Ben, thanks again for this course. I have taken and purchased quite a few of your courses to date. I keep thinking I will only watch to make sure I am on the right track and you always bring more to the table than the last course. Your teaching methods are the best, sorry to all the other instructors from Creative Live, but you are very easy to understand and you speak in layman's terms so we all can understand. I am following your instructions and working along with your files and it is the best! It is hard to keep up with you even when I watch you on one computer and work with the same files on another computer, to do what you are doing...impossible but I gain so much by trying. You provide so much info on each topic, it is amazing. Thanks to Karen for the PDFs, she does a fantastic job and also, for her templates/layout documents. Thanks again and to anyone who thinks this is too much money for all the videos, the exercise files and the instruction PDF, I am sorry to say but you are mistaken.

John Taylor
 

Like all of the Creative Live courses, excellent training. Ben does a great job of explaining the entry part of Photoshop. A lot of things cleared up in my head and i like his easy pace into this complex program. Thanks Ben.

Cecily
 

I had several "lightbulb" moments with this class, after many years of photography and when you think you know it all, you don't :) Ben Willmore is an excellent tutor, with his many years of experience teaching PS, he obviously knows the types of things a lot of us struggle to understand.
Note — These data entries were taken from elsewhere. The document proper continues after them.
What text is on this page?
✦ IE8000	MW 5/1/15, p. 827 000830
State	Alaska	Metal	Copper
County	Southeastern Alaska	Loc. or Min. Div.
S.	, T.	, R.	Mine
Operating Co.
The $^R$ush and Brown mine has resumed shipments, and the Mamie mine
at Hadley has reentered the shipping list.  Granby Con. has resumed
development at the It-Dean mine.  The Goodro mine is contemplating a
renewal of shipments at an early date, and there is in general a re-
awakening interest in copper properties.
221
I learnt a lot about Bridge, and have since implemented these things into my everyday workflow, so much easier to sort out what I want to keep etc.. Thanks so much Ben and Creative Live. Thanks also to Ben's wife for her amazing work creating the Guide etc. Even though being in Australia, I pay more for the courses (the conversion rate, the aussie dollar is low at the moment) it's very worth it to me. I have paid more for courses here, and learnt next to nothing. Thanks again.